A Lei de Recuperação Judicial não ampara o locatário que tenha sido beneficiado com a possibilidade de revitalização da empresa, estabelecendo, ao contrário, que o credor proprietário de bem imóvel, quanto à retomada do bem, não se submete aos efeitos da recuperação judicial (art. 49, §3º, da Lei 11.101/2005).

Íntegra do acórdão:

AgRg no CONFLITO DE COMPETÊNCIA Nº 145.517 - RS (2016⁄0050624-7)
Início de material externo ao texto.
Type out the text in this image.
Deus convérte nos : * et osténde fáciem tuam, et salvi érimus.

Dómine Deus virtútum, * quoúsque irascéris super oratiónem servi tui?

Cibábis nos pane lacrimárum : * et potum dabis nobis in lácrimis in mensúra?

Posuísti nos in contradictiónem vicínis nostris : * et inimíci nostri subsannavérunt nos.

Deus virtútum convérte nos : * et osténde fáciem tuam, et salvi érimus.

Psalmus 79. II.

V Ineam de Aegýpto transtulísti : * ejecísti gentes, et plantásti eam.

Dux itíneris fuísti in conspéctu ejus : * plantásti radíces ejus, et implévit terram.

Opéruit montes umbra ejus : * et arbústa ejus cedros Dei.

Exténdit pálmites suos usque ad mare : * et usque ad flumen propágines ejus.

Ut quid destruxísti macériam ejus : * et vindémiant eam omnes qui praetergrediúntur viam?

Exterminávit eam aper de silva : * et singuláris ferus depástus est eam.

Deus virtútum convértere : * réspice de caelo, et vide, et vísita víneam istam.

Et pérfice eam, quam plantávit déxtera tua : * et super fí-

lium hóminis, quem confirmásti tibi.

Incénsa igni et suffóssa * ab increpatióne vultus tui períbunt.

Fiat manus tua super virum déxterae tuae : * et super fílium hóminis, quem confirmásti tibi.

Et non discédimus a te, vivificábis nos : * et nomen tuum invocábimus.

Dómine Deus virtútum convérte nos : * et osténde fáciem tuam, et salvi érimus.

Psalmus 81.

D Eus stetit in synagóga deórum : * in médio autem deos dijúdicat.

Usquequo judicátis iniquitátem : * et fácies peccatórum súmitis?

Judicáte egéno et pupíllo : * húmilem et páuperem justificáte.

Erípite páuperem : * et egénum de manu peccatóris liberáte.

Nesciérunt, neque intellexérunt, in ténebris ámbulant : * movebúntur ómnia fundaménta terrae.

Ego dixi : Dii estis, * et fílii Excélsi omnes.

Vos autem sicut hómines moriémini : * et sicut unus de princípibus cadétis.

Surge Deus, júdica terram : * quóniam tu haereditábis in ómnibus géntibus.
RELATOR : MINISTRO MOURA RIBEIRO
AGRAVANTE : MKJ IMPORTAÇÃO E COMÉRCIO LTDA - EM RECUPERAÇÃO JUDICIAL
AGRAVADO : ITAJAÍ SHOPPING CENTER LTDA
ADVOGADO : JOÃO CASILLO E OUTRO(S)
SUSCITANTE : MKJ IMPORTAÇÃO E COMÉRCIO LTDA - EM RECUPERAÇÃO JUDICIAL
ADVOGADO : FERNANDO JOSÉ LOPES SCALZILLI E OUTRO(S)
SUSCITADO : JUIZO DE DIREITO DA VARA DE DIREITO EMPRESARIAL, RECUPERAÇÃO DE EMPRESAS E FALÊNCIAS DO FORO CENTRAL DE PORTO ALEGRE - RS
SUSCITADO : JUÍZO DE DIREITO DA 1A VARA CÍVEL DE ITAJAI - SC
EMENTA
PROCESSUAL CIVIL. AGRAVO REGIMENTAL. CONFLITO DE COMPETÊNCIA. RECUPERAÇÃO JUDICIAL. AÇÃO DE DESPEJO DO IMÓVEL POR SEU PROPRIETÁRIO CONTRA A EMPRESA RECUPERANDA. SIMPLES RETOMADA. AUSÊNCIA DE CONFLITO. PRECEDENTES.
1. A jurisprudência do Superior Tribunal de Justiça se firmou no sentido de que nada obsta o prosseguimento de ação de despejo proposta por proprietário do bem contra empresa em recuperação judicial, não ficando, pois, configurado o conflito de competência.
2. Agravo regimental não provido.

ACÓRDÃO

Vistos, relatados e discutidos os autos em que são partes as acima indicadas, acordam os Senhores Ministros da Segunda Seção do Superior Tribunal de Justiça, por unanimidade, em negar provimento ao agravo regimental, nos termos do voto do Sr. Ministro Relator.
Os Srs. Ministros Luis Felipe Salomão, Paulo de Tarso Sanseverino, Maria Isabel Gallotti, Antonio Carlos Ferreira, Ricardo Villas Bôas Cueva, Marco Buzzi e Marco Aurélio Bellizze votaram com o Sr. Ministro Relator.
Ausente, justificadamente, o Sr. Ministro João Otávio de Noronha.
Brasília, 22 de junho de 2016(Data do Julgamento)

MINISTRO MOURA RIBEIRO
Relator

AgRg no CONFLITO DE COMPETÊNCIA Nº 145.517 - RS (2016⁄0050624-7)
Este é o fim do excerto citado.